ORLANDO, Fla. — Secure America Acquisition Corp. was looking for a homeland-security company to acquire. Instead, it settled on a vacation-ownership company in Kissimmee, Fla., called Ultimate Escapes.
The recently announced $186 million deal is a big one for the Kissimmee business, also known as Ultimate Resort LLC, which is the second-biggest “destination club” in the United States. The takeover will allow it to become a publicly traded corporation, with at least $20 million in new capital to help it expand.
The deal may also attract added attention to destination clubs, a niche market in the lodging business. Destination clubs operate on the premise that at least some of the world’s richest people do not want the hassle of owning a second home and are willing to pay for now-and-then access to a collection of luxury houses in exotic locales around the world.
So far, the industry has produced mixed results. Some established destination clubs have filed for bankruptcy in recent years as real estate values have plummeted. But other clubs, including Ultimate Escapes, have been able to pick up assets from the bankrupt clubs.
And earlier this year, the first major hospitality brand — Ritz-Carlton Hotel Co. — entered the destination-club business with an Orlando-based unit, Ritz-Carlton Destination Club, lending the market some credibility.
And even though Ultimate Escapes hasn’t generated an annual profit in its five-year history, Secure America saw enough potential in the business to urge its shareholders to approve the deal.
“The destination-club market is a unique segment of the hospitality sector, with significant long-term growth potential,” said Thomas McMillen, Secure America’s chairman and co-chief executive.
The destination-club market consists of a handful of major players and a larger number of smaller clubs. Consolidation has been a factor in keeping the field of competitors small; earlier this month, for example, Ultimate Escapes announced that it had gobbled up the industry’s No.3 company, Private Escapes Holdings LLC of Fort Collins.
The biggest operator in the business is Exclusive Resorts of Denver, which says it has more than 3,400 members and about 400 residences.
Membership in most destination clubs doesn’t come cheap: Ultimate Escapes’ initial fees, for example, range from $70,000 to $450,000, while a portfolio membership in the Ritz-Carlton Destination Club starts at $130,000. And members generally pay an annual fee as well.

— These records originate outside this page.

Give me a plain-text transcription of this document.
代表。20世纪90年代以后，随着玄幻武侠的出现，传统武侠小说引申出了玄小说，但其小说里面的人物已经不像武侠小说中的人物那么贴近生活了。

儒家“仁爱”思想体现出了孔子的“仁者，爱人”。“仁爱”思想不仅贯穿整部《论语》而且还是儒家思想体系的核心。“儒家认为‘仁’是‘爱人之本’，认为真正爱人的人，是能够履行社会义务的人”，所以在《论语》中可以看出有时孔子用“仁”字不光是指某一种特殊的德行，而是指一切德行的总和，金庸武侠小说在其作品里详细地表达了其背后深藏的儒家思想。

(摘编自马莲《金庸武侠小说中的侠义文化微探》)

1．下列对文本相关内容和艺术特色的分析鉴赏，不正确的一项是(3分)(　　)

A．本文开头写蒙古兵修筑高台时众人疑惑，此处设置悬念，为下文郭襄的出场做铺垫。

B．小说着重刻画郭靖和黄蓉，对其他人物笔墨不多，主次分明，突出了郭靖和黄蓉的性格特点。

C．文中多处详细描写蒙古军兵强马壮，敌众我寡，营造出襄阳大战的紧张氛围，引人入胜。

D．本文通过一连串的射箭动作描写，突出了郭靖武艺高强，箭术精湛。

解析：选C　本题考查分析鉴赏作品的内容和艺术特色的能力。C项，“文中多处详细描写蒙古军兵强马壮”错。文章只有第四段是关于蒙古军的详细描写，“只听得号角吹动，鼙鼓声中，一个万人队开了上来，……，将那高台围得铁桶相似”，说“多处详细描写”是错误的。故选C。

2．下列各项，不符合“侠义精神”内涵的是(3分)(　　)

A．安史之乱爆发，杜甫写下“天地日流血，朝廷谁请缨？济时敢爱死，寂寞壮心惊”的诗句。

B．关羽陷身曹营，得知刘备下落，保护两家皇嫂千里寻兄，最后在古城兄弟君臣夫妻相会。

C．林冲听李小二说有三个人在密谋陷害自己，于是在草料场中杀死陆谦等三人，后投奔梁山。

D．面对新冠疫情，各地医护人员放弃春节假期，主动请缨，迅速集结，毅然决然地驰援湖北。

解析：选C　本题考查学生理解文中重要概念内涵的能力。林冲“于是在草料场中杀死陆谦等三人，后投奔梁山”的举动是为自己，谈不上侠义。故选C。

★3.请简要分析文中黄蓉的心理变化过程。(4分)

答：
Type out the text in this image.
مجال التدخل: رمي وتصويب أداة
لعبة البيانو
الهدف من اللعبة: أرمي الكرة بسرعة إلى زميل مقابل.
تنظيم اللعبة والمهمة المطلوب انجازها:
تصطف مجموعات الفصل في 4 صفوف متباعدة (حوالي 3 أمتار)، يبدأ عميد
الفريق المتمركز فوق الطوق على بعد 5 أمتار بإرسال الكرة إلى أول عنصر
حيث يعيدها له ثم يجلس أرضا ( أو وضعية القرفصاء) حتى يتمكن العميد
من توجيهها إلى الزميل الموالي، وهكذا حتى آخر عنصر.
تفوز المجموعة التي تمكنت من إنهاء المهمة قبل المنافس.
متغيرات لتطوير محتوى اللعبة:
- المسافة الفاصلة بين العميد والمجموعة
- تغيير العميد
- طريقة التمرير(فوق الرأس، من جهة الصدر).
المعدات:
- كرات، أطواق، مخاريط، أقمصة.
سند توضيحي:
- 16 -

Time-share executives fear that non-equity destination clubs may appear so similar to the time-share business that they could wind up bearing the brunt of a public-relations disaster should many clubs fail and leave their members empty- handed.
Time shares are now heavily regulated in many states. But regulation hasn’t caught up yet with destination clubs, said Dan Bachrach, a lawyer with Foley & Lardner in Orlando.